In our view it is no coincidence that these two businesses have introduced such radical initiatives first. These are international businesses competing with the best companies in the world. Their managements recognise that allocating capital inefficiently put them at a competitive disadvantage versus their global competitors. We judge that many of the other businesses we own will shortly come to the same conclusion.

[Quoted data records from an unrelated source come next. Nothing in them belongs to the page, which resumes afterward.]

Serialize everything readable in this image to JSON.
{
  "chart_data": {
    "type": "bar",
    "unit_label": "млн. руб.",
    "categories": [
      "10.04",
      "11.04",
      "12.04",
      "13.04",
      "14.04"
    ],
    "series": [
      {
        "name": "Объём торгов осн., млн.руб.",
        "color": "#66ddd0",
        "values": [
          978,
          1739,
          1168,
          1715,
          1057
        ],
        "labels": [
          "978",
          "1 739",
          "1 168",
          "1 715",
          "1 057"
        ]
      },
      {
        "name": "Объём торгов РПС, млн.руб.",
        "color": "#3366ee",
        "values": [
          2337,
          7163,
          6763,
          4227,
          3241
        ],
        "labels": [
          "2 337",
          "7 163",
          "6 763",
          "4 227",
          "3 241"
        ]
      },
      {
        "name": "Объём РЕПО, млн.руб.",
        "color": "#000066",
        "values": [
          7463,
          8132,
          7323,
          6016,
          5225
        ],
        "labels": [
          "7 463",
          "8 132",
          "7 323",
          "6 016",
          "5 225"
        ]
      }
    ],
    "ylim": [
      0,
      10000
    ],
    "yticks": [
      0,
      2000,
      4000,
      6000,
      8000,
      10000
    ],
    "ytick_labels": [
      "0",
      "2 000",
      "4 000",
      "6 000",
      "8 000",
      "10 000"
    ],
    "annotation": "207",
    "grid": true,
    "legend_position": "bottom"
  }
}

In order to gauge the extent of this opportunity, we have calculated an adjusted ROE for our portfolio, reducing equity by net cash. The implicit assumption is that these companies could buyback shares at current prices or pay dividends with excess cash resources. The weighted average adjusted ROE for the portfolio on this basis is 25%, compared the actual unadjusted ROE of 10%. This illustrates and characterises the unique additional opportunity we have in Japan to generate extra returns. Two companies doing the right thing is not the same as the whole portfolio, but is indicative of a trend that we think will hasten as managements recognise the beneficial effects of their action on both corporate value and shareholder satisfaction. It took two and a half years for 23 of the 24 companies we own to start hiking dividends materially. It may take longer for them to take such assertive action as Kao and Astellas, but all have the capacity to do it.